Hulu launched to the public in March 2008 and was rightly declared a success within a year per Forbes. The successful launch decimated the market for pirating the programs available on Hulu.
And then the business evolved...
In 2009, Fox CEO Chase Carey said Hulu would need start charging for some content. Presumably there wasn't enough ad support to be attractive. Hulu Plus (a service at the time without ads) launched in 2010; Netflix was on the radar screen.
When Hulu launched retransmission consent revenues were a small part of the business of most broadcasters. When that revenue stream started growing, the multichannel providers (cable, satellite and telco) wanted something in exchange for their higher payments. Since the broadcasters couldn't shut off over-the-air access to their shows, they offered the multichannel operators a "window" of exclusivity in online access to their shows. If a viewer wanted to watch the program online during the week after it aired, the viewer would need to "authenticate" that he or she had a multichannel subscription.
Comcast bought control of NBC in 2011. Part of what made NBC attractive to Comcast was the growing retransmission consent revenue stream for the broadcast network.
In 2011, Fox changed its Hulu policy to push its most recent episodes of its network series behind the paywall for one week after airing.

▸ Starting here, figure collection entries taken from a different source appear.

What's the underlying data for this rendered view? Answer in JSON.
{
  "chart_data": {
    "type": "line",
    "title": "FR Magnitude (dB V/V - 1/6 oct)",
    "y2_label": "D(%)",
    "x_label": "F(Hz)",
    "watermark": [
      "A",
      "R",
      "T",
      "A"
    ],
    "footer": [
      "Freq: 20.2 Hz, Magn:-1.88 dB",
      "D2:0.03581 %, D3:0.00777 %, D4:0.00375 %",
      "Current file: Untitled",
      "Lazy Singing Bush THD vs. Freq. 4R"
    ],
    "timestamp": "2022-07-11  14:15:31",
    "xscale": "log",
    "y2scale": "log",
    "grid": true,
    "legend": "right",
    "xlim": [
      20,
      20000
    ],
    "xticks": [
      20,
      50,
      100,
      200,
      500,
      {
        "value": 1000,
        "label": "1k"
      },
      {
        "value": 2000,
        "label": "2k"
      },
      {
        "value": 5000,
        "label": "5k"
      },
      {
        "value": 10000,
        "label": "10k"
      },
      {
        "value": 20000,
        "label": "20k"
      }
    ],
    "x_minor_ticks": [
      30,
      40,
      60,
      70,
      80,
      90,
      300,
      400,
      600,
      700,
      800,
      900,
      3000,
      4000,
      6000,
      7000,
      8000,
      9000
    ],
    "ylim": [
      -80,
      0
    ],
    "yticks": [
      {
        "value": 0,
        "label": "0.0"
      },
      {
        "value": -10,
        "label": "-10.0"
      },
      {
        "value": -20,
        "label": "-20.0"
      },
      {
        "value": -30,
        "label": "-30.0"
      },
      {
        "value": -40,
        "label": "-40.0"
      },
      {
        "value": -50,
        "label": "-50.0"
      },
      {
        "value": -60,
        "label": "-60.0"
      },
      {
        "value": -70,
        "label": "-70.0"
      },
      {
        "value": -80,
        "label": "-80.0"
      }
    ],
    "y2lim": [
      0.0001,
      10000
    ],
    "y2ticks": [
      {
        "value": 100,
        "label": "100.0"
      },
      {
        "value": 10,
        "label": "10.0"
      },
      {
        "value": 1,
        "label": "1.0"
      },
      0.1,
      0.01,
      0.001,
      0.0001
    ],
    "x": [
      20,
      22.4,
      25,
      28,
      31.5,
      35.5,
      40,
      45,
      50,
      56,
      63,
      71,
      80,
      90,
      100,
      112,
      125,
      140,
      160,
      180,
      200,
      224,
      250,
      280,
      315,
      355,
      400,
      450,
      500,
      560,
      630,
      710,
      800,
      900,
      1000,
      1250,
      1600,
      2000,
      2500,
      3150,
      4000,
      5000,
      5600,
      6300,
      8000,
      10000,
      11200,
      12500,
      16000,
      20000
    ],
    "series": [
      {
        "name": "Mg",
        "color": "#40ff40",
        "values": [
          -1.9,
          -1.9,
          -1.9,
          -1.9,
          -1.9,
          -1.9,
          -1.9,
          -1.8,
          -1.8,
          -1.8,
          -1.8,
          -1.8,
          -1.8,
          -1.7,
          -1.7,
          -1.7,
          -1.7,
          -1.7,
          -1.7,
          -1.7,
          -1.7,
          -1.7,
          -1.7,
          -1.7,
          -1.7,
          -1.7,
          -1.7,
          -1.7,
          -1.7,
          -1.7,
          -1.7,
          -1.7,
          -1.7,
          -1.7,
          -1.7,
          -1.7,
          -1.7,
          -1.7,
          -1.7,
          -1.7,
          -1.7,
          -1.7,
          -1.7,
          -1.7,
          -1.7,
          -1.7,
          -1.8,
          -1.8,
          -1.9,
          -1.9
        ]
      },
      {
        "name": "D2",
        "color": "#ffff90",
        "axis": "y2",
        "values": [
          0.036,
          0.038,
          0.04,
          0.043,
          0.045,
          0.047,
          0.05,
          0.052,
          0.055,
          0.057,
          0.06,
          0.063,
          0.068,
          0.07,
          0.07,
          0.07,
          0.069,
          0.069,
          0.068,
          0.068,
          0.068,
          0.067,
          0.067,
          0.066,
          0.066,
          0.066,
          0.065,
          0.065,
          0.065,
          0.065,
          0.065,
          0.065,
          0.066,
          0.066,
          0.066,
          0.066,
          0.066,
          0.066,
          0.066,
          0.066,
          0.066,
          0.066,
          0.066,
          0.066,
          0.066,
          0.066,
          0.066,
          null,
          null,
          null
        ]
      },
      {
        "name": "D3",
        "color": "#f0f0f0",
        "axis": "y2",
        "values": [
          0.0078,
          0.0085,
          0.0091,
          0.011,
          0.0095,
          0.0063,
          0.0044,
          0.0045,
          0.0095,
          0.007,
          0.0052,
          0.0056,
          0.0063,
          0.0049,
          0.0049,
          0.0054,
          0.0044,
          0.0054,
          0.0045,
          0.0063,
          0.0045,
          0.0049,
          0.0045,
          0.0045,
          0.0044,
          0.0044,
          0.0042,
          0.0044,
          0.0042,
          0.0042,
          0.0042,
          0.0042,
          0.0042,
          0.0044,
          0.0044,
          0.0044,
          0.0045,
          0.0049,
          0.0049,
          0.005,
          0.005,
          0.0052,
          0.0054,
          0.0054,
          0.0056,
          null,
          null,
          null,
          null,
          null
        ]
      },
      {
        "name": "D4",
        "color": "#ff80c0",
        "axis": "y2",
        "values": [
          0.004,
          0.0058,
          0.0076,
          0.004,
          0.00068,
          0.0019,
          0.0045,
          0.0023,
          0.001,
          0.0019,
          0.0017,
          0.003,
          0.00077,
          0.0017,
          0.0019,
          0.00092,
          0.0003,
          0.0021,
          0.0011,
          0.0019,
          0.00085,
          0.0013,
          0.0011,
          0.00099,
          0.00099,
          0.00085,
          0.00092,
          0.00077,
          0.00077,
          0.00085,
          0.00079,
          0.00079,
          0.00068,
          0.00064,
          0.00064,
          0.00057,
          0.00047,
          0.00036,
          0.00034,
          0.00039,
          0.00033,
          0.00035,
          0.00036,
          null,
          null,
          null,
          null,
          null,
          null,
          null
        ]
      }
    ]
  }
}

The impact on piracy was swift and dramatic. According to TorrentFreak pirate downloads of two representative Fox shows went up over 100% following the change.
When Hulu launched on the Apple TV in 2012, there was no free service only Hulu Plus was available.
As Netflix's growth exploded and its valuation followed, Hulu's owners saw the market making the investor case for a video streaming subscription service. Being ad-supported had become passé.
Some might see the change at Hulu cynically. Recode's Peter Kafka writes that Hulu's network owners "have been uncomfortable with the notion of putting all their stuff up for free on the web. And they’ve been trying to back away from it for many years." To my eye, the story is a bit more nuanced. The owners were always looking for the money and didn't have any idea where it was at first. Since they found the money, they have been following it.
In some ways, this latest change -- to exit free -- may be all about branding. As Seventeen notes, free streaming from Hulu will still exist, but not on hulu.com. The new streaming service will be called Yahoo View. I supposed branding a free service as from Yahoo is as good a way to kill it as any other.